Was ich sonst über mich Ihnen mitzutheilen hätte, ist unbedeutend, da ich ganz als Invalide vegetire, doch aber in meinem Amte so viel wirke, wie es mir möglich ist. Der hiesige Magistrat, so wie das Königl. Ober-Schulcollegium zu Hannover, als meine vorgesetze oberste Behörde, erkennen dieses mit gütiger Nachsicht an, so daß ich jetzt eine außerordentliche, nicht ganz gerine, Gratification zu einer in diesen Tagen beendigten Badekur zu Suderode am Harz, wo ich voriges Jahr viel Linderung meiner körperlichen Leiden fand (diesesmal aber, der höchst ungünstigen Witterung wegen, mich getäuscht finde) erhalten habe.
Meine Sing-Classe am Königl. Andreano hier ist jetzt 80 klingende Stimmen stark; der Sopran und Alt freilich unvollkommen, desto vorhzüglicher aber die Männerstimmen. Leider gehen alle halbe Jahr die geübten Sänger ab zur Universität und es ist ein immerwährendes Anfangen nöthig. Darauf freue ich mich, von Zeit zu Zeit größere Werke einstudiren zu können, wie vor ½ Jahr Ihre herrlichen, mich jedesmal ergreifenden, „letzten Dinge“ und jetzt aber Haydns altes liebes Lied „die Schöpfung“ vornehmen zu können, Öffentliche Aufführungen kann ich aber wegen meines Zustandes, den ich als Folge des vor ein Paar Jahren auf meiner Musikfests Reise nach Magdeburg erlittenen unglücklichen Poststurzes in der Nacht davon getragen und zu meinen Musikfests-Leiden zählen muß, nicht mehr veranstalten. Das verstimmt mich denn sehr, dieses alte Steckenpferd nicht mehr reiten zu können!
Einen ehemaligen Schüler unseres Andreaneums u meiner Musik-Classe, Herrn Professor Dr.
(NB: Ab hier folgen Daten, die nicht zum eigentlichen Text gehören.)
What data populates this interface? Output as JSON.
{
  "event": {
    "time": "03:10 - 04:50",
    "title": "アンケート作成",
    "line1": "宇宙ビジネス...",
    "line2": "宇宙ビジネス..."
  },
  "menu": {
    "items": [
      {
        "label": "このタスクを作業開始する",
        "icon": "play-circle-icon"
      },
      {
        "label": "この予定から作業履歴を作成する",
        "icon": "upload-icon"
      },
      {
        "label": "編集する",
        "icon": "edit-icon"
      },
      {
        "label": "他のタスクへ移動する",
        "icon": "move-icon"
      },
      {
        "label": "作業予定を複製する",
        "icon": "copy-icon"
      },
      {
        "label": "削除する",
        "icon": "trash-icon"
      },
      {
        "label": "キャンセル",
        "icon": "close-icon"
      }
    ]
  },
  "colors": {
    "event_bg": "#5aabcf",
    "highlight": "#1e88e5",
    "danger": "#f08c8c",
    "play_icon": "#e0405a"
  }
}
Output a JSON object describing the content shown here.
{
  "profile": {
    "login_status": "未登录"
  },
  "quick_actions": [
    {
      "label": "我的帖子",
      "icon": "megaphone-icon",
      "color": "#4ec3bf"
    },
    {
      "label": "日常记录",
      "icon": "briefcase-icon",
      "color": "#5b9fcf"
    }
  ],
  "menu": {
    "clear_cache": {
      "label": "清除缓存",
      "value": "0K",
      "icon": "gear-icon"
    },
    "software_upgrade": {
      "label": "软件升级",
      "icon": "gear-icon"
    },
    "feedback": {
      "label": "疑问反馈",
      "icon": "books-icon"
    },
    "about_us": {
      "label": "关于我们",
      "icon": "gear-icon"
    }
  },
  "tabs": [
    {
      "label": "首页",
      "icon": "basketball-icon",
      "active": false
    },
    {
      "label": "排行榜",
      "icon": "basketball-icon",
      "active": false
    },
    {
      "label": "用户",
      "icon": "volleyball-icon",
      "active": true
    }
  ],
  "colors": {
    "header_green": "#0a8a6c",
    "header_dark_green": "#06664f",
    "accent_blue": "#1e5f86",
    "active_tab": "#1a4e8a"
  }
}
Firnhaber in Cassel, den ich sehr achte und liebe und stets, nächst seinen anderweitigen geschätzen Kenntnissen und Wissenschaftlicher Bildung, ein guter u braver Sänger war und gewiß noch ist, bitte ich angelegentlichst zu grüßen und demselben diese Nachrichten, erste und letztere, bei Gelegenheit mitzutheilen, da er theilnehmend gemäß noch Einiges auf mich5, wie er auf Sie – was ich aus seinen Briefen weiß – so Vieles, ja Alles hält.
Ihnen aber, Mein verehrter alter Gönner, Meister und Freund, empfehle ich mich zu fernerer Gewogenheit und bitte nochmals wegen dieser Zuschrift und der darin enthaltenen Zumuthun nicht ungünstiger zu denken
von

Ihrem Verehrer, dem Musikdirector Bischoff

Hildesheim,
den 18 Juli 1840.

Mit Vergnügen habe ich Ihre übernommene Directionen der Musikfeste, voriges Jahr in England und dieses Jahr zu Achen in öffentlichen Blättern gelesen und schließe daraus, daß Sie sich wohl befinden. Möge dieses auch in der Folge so seyn und bleiben! Dieses ist mein herzlichster, innigster Wunsch.

Bsf



Der letzte erhaltene Brief dieser Korrespondenz ist Bischoff an Spohr, 07.12.1837.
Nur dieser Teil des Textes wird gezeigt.